Penelitian menunjukkan bahwa seperlima demensia pada orang lanjut usia dapat dihindari jika masalah terkait penglihatan dapat dicegah atau diobati.
Menurut Organisasi Kesehatan Dunia, ada sekitar 55 juta orang hidup dengan demensia Di seluruh dunia.
Meskipun para ahli telah lama menegaskan bahwa kondisi seperti ini bukanlah bagian yang tidak bisa dihindari dari penuaan, penelitian terbaru menunjukkan 14 faktor risiko yang, jika ditangani, dapat mencegah atau menunda 45% kasus demensia.
Namun meskipun penelitian tersebut menunjukkan bahwa 2% kasus demensia disebabkan oleh kehilangan penglihatan yang tidak diobati di kemudian hari, sebuah penelitian baru – dengan mempertimbangkan berbagai macam gangguan penglihatan – menunjukkan bahwa gangguan penglihatan dapat menyebabkan hingga 19% kasus demensia pada orang lanjut usia. . .
Peneliti, yang karyanya Diterbitkan di JAMA Ophthalmologymengatakan: “Kontribusi keseluruhan gangguan penglihatan pada usia lanjut terhadap demensia mungkin sangat besar dan memerlukan penelitian lebih lanjut untuk menginformasikan strategi pencegahan demensia.”
Mereka menganalisis penilaian fungsi visual dan data fungsi kognitif dari 2.767 orang di Amerika Serikat berusia 65 tahun ke atas yang memiliki asuransi kesehatan dan tidak berada di panti jompo atau fasilitas lainnya.
Tim menggunakan kekuatan hubungan antara gangguan penglihatan dan demensia untuk menghitung proporsi kasus demensia yang disebabkan oleh ketiga jenis gangguan penglihatan – dengan asumsi adanya hubungan sebab akibat.
Hasilnya menunjukkan bahwa 5% penyebab demensia disebabkan oleh rabun jauh, sekitar 10% karena rabun jauh, dan sekitar 15% karena sensitivitas kontras – kemampuan membedakan bayangan dan warna.
Secara keseluruhan, 19% kasus demensia dapat dikaitkan dengan setidaknya satu masalah tersebut, kata tim tersebut, dengan jumlah yang lebih tinggi terjadi pada kelompok usia 71 hingga 79 tahun, wanita, dan kulit putih non-Hispanik.
“Yang penting, lebih dari 90% gangguan penglihatan dapat dicegah atau diperbaiki,” kata mereka.
Profesor Eef Hogervorst dari Loughborough University, yang tidak terlibat dalam penelitian ini, mengatakan penelitiannya menunjukkan bahwa sensitivitas penglihatan yang buruk dapat memprediksi demensia. 12 tahun sebelum ditemukan.
Salah satu kemungkinannya adalah adanya mekanisme umum di balik masalah mata dan demensia, dan kemungkinan lainnya adalah bahwa masalah penglihatan cenderung tidak terjadi saat melakukan aktivitas yang melindungi terhadap demensia, seperti sosialisasi.
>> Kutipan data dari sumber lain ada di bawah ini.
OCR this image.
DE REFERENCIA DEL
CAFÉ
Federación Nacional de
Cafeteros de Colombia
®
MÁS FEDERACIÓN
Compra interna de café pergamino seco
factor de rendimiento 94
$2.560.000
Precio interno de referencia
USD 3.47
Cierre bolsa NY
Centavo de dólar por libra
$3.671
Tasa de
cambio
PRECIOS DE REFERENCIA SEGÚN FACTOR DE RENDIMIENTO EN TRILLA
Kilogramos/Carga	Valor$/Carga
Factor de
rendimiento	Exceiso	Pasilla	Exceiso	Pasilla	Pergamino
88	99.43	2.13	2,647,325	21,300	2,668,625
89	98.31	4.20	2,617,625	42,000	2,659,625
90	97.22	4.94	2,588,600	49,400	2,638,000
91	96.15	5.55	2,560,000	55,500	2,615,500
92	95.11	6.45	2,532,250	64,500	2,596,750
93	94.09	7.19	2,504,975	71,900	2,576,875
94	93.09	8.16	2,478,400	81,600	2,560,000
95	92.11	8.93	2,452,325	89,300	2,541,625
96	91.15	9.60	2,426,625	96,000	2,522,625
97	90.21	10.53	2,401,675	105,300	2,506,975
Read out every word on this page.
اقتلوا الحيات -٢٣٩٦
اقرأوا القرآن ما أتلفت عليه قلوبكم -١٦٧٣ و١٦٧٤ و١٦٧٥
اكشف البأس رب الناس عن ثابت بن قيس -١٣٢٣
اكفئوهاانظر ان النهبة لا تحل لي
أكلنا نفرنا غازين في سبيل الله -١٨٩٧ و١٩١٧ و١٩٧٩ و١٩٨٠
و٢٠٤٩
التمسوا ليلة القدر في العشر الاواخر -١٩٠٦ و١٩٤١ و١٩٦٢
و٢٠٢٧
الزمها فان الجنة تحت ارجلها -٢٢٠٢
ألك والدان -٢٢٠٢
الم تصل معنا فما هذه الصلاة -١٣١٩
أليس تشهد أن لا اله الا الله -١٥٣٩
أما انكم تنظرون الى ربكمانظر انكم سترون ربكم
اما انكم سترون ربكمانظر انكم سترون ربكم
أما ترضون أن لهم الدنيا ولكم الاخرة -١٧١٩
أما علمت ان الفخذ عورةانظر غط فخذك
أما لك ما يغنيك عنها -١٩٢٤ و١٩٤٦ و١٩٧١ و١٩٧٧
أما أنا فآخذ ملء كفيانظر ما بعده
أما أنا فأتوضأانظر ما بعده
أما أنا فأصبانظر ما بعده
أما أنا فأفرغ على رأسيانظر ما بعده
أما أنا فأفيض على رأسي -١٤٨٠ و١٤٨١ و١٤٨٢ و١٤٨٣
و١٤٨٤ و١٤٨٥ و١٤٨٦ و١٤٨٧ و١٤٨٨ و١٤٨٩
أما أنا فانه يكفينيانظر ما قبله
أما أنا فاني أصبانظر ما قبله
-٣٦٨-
Kemungkinan ketiga adalah kehilangan penglihatan dapat menyebabkan demensia karena orang yang jarang menggunakan matanya mengalami degenerasi dan berkurangnya aliran darah ke otak.
“Terakhir, kekurangan sosial dan kemiskinan di banyak negara menyulitkan masyarakat untuk mendapatkan bantuan medis, janji temu dan pengobatan, dan ini merupakan faktor risiko utama demensia,” kata Hogervorst.
Profesor Anthony Khawaja dari University College London mengatakan penelitian ini menambah bukti yang berkembang bahwa mengobati atau mencegah kehilangan penglihatan dapat mengurangi risiko demensia, dan menekankan pentingnya pemeriksaan mata.
“Di masa depan, mengunjungi dokter mata setempat mungkin merupakan alat skrining yang lebih baik tidak hanya untuk penyakit mata, tapi juga untuk penyebab umum penyakit lainnya (termasuk demensia dan penyakit kardiovaskular),” katanya.
Namun, Dr. Thomas Littlejohns dari Universitas Oxford memperingatkan bahwa penelitian ini tidak dapat membuktikan gangguan penglihatan menyebabkan demensia, karena penelitian ini didasarkan pada populasi kecil di Amerika Serikat yang memiliki asuransi kesehatan – yang berarti hasilnya mungkin tidak dapat diterapkan secara luas.
“Juri masih belum mengetahui apakah gangguan penglihatan menyebabkan demensia, dan jika demikian, hal ini akan terjadi dalam konteks faktor risiko lain yang dapat dimodifikasi dan tidak dapat dimodifikasi, dan mempertimbangkan hal ini akan sangat penting untuk mengurangi risiko demensia pada populasi yang lebih luas. katanya.